Алексей сидел на своем стуле прямо, не опираясь на спинку, словно проглотил аршин. Голос его не дрожал. Казалось, он вообще не испытывает никаких чувств. Может быть, все стерлось за давностью лет? Или просто дедушка прекрасно владел собой.
— Тогда, может быть, стоило получше прибрать за собой? После того как война закончилась? — все-таки высказался Стас.
— А некому было прибирать. — Алексей пожал плечами. — Группу раскидали по разным лабораториям. Потом кого убрали, кто сам умер. Немцы в город не вошли… НКВД готовил лабораторию к минированию… я полагаю, что заряды могли быть установлены на неизвлекаемость. Схемы минирования, скорее всего, не составлялись, а сами энкавэдешники, которые закладывали мину… Я потом специально узнавал, уже при Горбачеве, когда открыли некоторые архивы — они все погибли. Снаряд попал в автобус, и всех накрыло. Ни один не выжил.

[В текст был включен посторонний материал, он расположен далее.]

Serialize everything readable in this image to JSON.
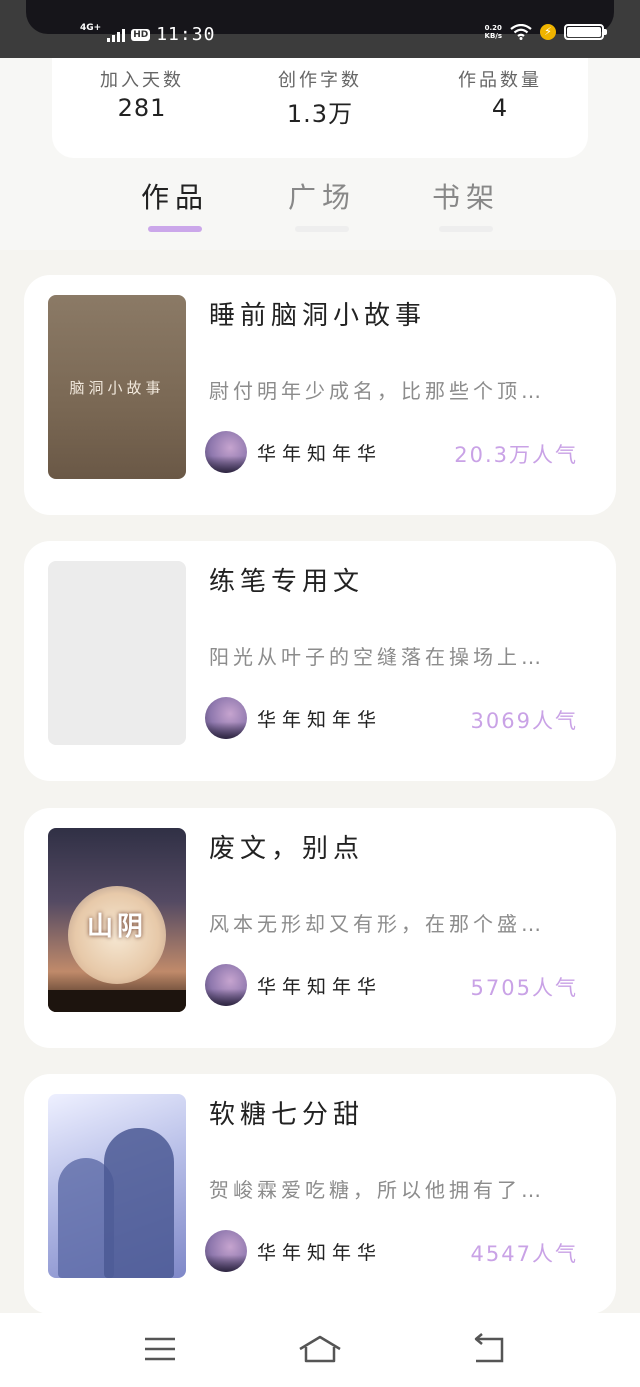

— Туда им и дорога, — пробормотала Кошка.
— Ну, они тоже исполняли свой долг. Как они его понимали, — ответил старик. — А после войны то ли забыли про лабораторию, то ли не смогли разминировать… не знаю я.
— А чемодан?
— Как это ни странно, но у Ильи были друзья. И представьте себе, даже среди офицеров НКВД. Не настолько влиятельные, чтобы его спасти, но… Он был большим ученым и понимал, насколько опасно то, что мы изобрели. Насколько непредсказуемо. Он хотел разработать и вакцину. На всякий случай. И вел записи, которые могли бы пригодиться именно для этого. А некоторые документы мы дублировали. Одни для НКВД, другие для себя. После того как Илья исчез, офицер, курирующий работу лаборатории, получил приказ уничтожить журнал опытов и еще кое-какие бумаги. Они и уничтожили один экземпляр, а дубликаты мы…
— Припрятали, — в задумчивости докончила за него Лера.
— Совершенно верно. Так что о чемодане я знал.
— Почему же вы за столько лет не завершили работу профессора и не разработали эту вашу вакцину? — спросил Станислав. — Вы ведь знали о мине?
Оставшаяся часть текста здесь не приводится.